Scorsese’s movie beats Heat because it gets into the morality play within the minds of the two moles, and in turn of the Costello syndicate and the Massachusetts State Police. The two moles are leading lives that are moored in lies: Sullivan is acting like the good guy when he’s one of the most deeply entrenched in Costello’s syndicate; Costigan is living a life that is very much not his own, lying about his past, his present and his future. And then there’s the cat-and-mouse mentality of the MSP vis-a-vis Costello: Costigan sees myriad points where the MSP could arrest Costello and his thugs, yet Queenan keeps saying we need “just a bit more” to press charges. It’s as if the MSP needs a major “them” to fight, lest they be made unnecessary.
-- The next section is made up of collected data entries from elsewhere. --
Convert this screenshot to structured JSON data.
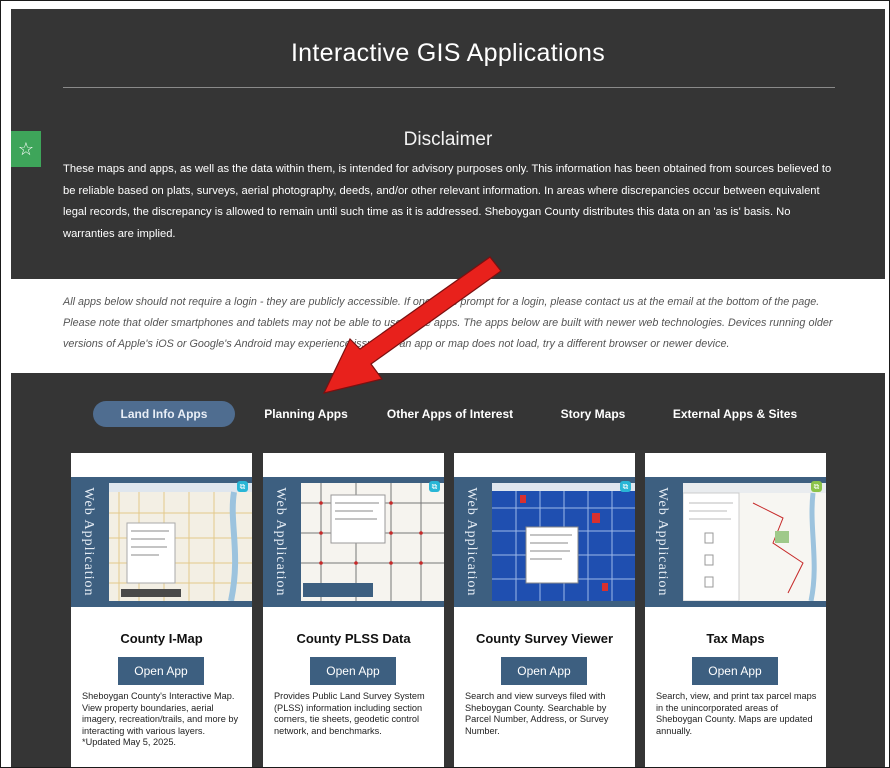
{
  "page": {
    "title": "Interactive GIS Applications",
    "favorite_icon": "star-icon",
    "disclaimer_title": "Disclaimer",
    "disclaimer_text": "These maps and apps, as well as the data within them, is intended for advisory purposes only. This information has been obtained from sources believed to be reliable based on plats, surveys, aerial photography, deeds, and/or other relevant information. In areas where discrepancies occur between equivalent legal records, the discrepancy is allowed to remain until such time as it is addressed. Sheboygan County distributes this data on an 'as is' basis. No warranties are implied.",
    "notice_text": "All apps below should not require a login - they are publicly accessible. If one does prompt for a login, please contact us at the email at the bottom of the page. Please note that older smartphones and tablets may not be able to use these apps. The apps below are built with newer web technologies. Devices running older versions of Apple's iOS or Google's Android may experience issues. If an app or map does not load, try a different browser or newer device."
  },
  "tabs": [
    {
      "label": "Land Info Apps",
      "active": true
    },
    {
      "label": "Planning Apps",
      "active": false
    },
    {
      "label": "Other Apps of Interest",
      "active": false
    },
    {
      "label": "Story Maps",
      "active": false
    },
    {
      "label": "External Apps & Sites",
      "active": false
    }
  ],
  "cards": [
    {
      "thumb_label": "Web Application",
      "title": "County I-Map",
      "button": "Open App",
      "description": "Sheboygan County's Interactive Map. View property boundaries, aerial imagery, recreation/trails, and more by interacting with various layers. *Updated May 5, 2025."
    },
    {
      "thumb_label": "Web Application",
      "title": "County PLSS Data",
      "button": "Open App",
      "description": "Provides Public Land Survey System (PLSS) information including section corners, tie sheets, geodetic control network, and benchmarks."
    },
    {
      "thumb_label": "Web Application",
      "title": "County Survey Viewer",
      "button": "Open App",
      "description": "Search and view surveys filed with Sheboygan County. Searchable by Parcel Number, Address, or Survey Number."
    },
    {
      "thumb_label": "Web Application",
      "title": "Tax Maps",
      "button": "Open App",
      "description": "Search, view, and print tax parcel maps in the unincorporated areas of Sheboygan County. Maps are updated annually."
    }
  ],
  "colors": {
    "dark_bg": "#353535",
    "accent": "#3d5f80",
    "active_tab": "#4f6d90",
    "favorite": "#3ea55a",
    "arrow": "#e8211c"
  }
}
Like I mentioned earlier, this isn’t Scorsese’s best film. Goodfellas is a much better film, all-around, both in terms of script and editing.

Ah yes – the editing. Some of the continuity gaps and gaffes are true amateur-hour. For example: a scene where Costello is “interviewing” Costigan features two camera angles: one from behind Costello, looking at Costigan, and visa versa. However, in the scenes staring at Costigan (DiCaprio), Costello (Nicholson) is chomping on a cigarette, with smoke wafting around the scene. When the camera angle swaps, the cigarette and smoke are gone – poof, just like that. And some of the lip-synch in re-dubbed sections is really, really weak. Seriously, it’s nothing that couldn’t have been fixed using Final Cut Pro and Shake or After Effects – a $10 solution to fix simple, amateur flaws.

Fortunately, the movie is strong, as a whole. Is it the best of 2006? I’d still say that Little Miss Sunshine is a stronger and more unique movie. But this is better than The Queen, which is a decent script that’s propelled to soaring heights by Helen Mirren’s perfect portrayal of QE2.